Contact: Jacqui Corsi, Director of Marketing, jacqui@thelmaarts.org

New York-based artist adds to show with own solo exhibit

Two new solo exhibits and a group student exhibition will open at Thelma Sadoff Center for the Arts (THELMA) Thursday, February 26. A free reception with the artists is set for Friday, Feb. 27.

Marian University adjunct professor and renowned artist, Shane McAdams, will have his first solo exhibit at THELMA with Before the Weight Can Leave the Air. McAdams has a studio in New York and has exhibited around the world, most recently London. THELMA also welcomes a solo show by New York-based artist Erik Benson, and a group show of Marian University students.

Benson has also exhibited in numerous galleries in New York, throughout the United States and in Spain.

“We are thrilled to bring in the works of these amazing artists while fostering the future of art,” said Kevin Miller, THELMA executive director.

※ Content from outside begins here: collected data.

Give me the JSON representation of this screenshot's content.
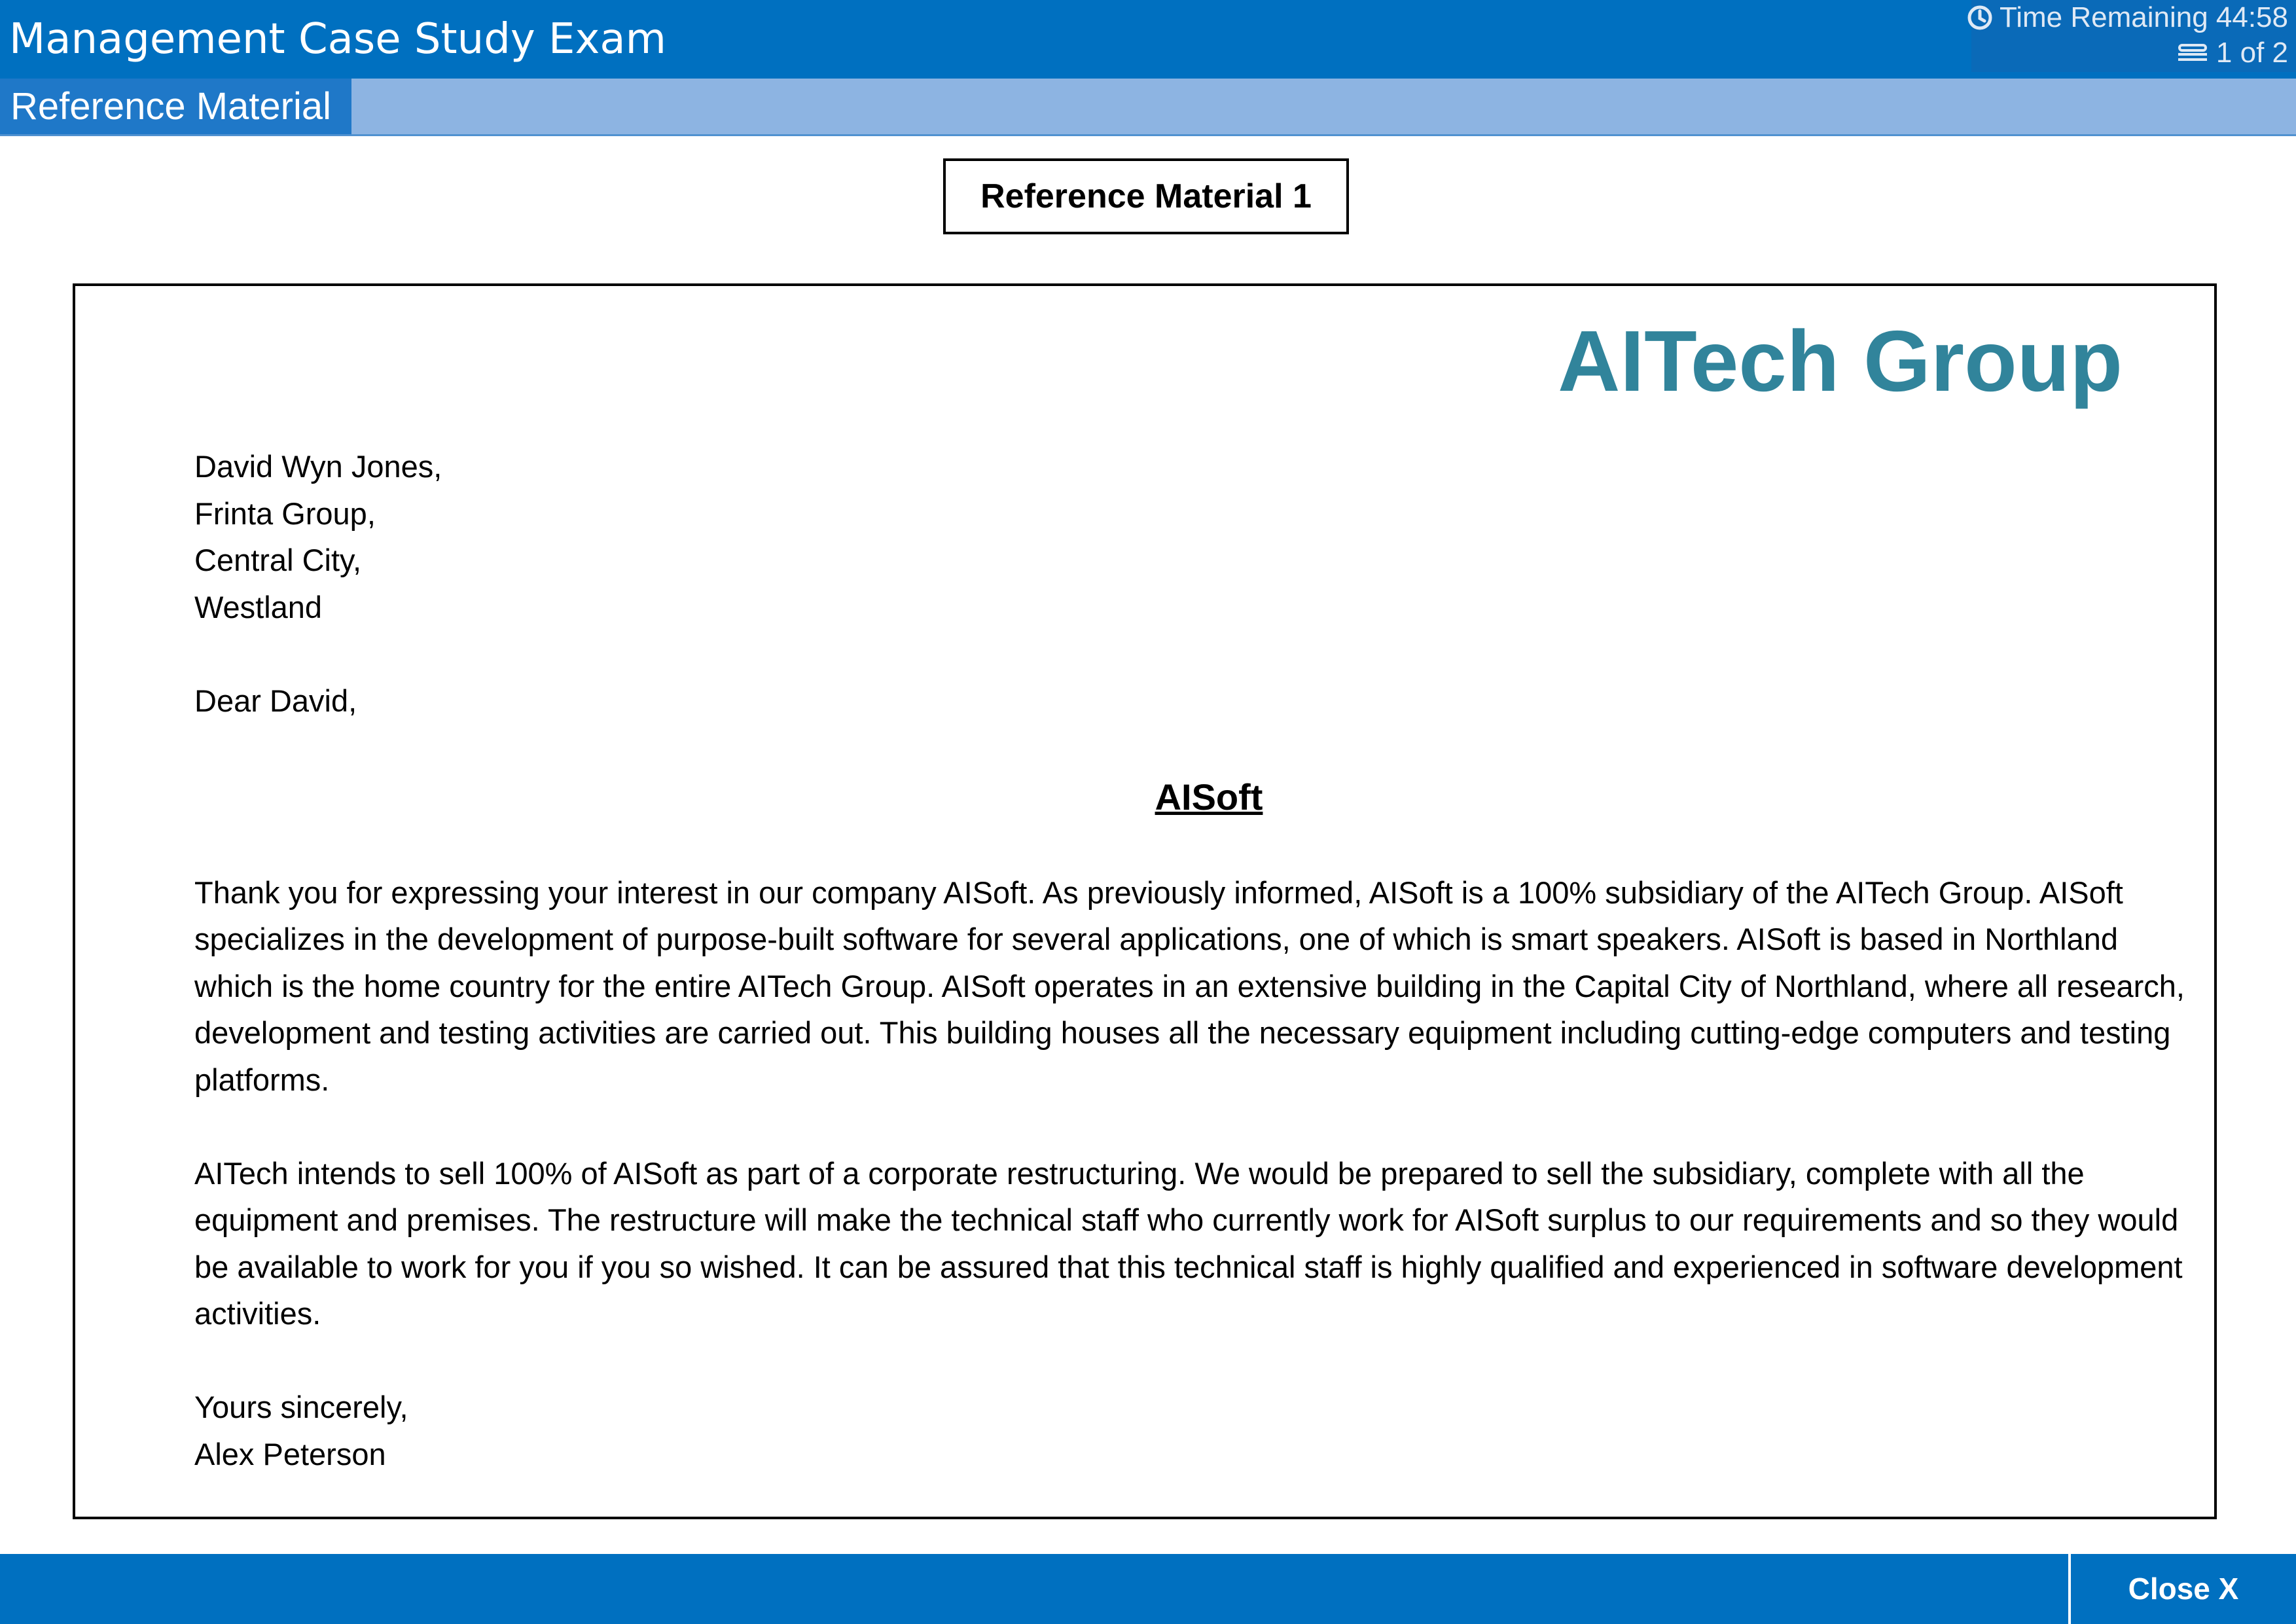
{
  "header": {
    "title": "Management Case Study Exam",
    "time_remaining": "Time Remaining 44:58",
    "page_indicator": "1 of 2",
    "time_icon": "clock-icon",
    "page_icon": "pages-icon"
  },
  "subheader": {
    "tab_label": "Reference Material"
  },
  "reference": {
    "title": "Reference Material 1"
  },
  "letter": {
    "brand": "AITech Group",
    "address": [
      "David Wyn Jones,",
      "Frinta Group,",
      "Central City,",
      "Westland"
    ],
    "salutation": "Dear David,",
    "subject": "AISoft",
    "paragraphs": [
      "Thank you for expressing your interest in our company AISoft. As previously informed, AISoft is a 100% subsidiary of the AITech Group. AISoft specializes in the development of purpose-built software for several applications, one of which is smart speakers. AISoft is based in Northland which is the home country for the entire AITech Group. AISoft operates in an extensive building in the Capital City of Northland, where all research, development and testing activities are carried out. This building houses all the necessary equipment including cutting-edge computers and testing platforms.",
      "AITech intends to sell 100% of AISoft as part of a corporate restructuring. We would be prepared to sell the subsidiary, complete with all the equipment and premises. The restructure will make the technical staff who currently work for AISoft surplus to our requirements and so they would be available to work for you if you so wished. It can be assured that this technical staff is highly qualified and experienced in software development activities."
    ],
    "closing": "Yours sincerely,",
    "signature": "Alex Peterson"
  },
  "footer": {
    "close_label": "Close X"
  },
  "colors": {
    "header_blue": "#0070c0",
    "subbar_blue": "#8db4e2",
    "brand_teal": "#31849b"
  }
}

THELMA’s Contemporary Wing is free to the public, thanks to the generosity of Horicon Bank. Horicon Bank has a tradition steeped in art and shares the belief that art should be accessible to all. The gallery is open from 10 a.m. to 5 p.m. Monday through Saturday and until 8 p.m. Thursdays. Check THELMA’s website for any changes in the hours due to private events.

McAdams’ paintings in Before the Weight Can Leave the Air reflect a year of exploration of unconventional, overlooked, often industrial materials that have since been refined and reintegrated into more traditional contexts. The collision of these diverse, seemingly disparate elements and materials force the viewer to question basic presumptions of what is natural and what is unnatural in terms of content and form.

McAdams work is ultimately about landscape, exploring it from a formal, linguistic, historical and most importantly, a material, perspective.

Erik Benson’s paintings in Night Moves emerge from odd fragments and skewed glances of the urban landscape. They are rooted in the familiar even pedestrian imagery one often takes for granted, but they take on a more idiosyncratic presence in his hands. Each composition inhabits a peculiar crease between generic and specific, universal and personal.

The Marian University Art Students Exhibition: Make It Strange, will be in Café 1906. In this exhibit, viewers may explore the strange and singular artistic visions of the school’s students. The exhibition is comprised of a variety of media with a flair for the extraordinary.

All three shows run from Feb. 26 to April 11. A free reception is set for 5 to 8 p.m., Friday, Feb. 27. The bar will be open for the reception and cheese from Grande will be available.

THELMA is located at 51 Sheboygan St., in the heart of Downtown Fond du Lac’s Arts and Entertainment District.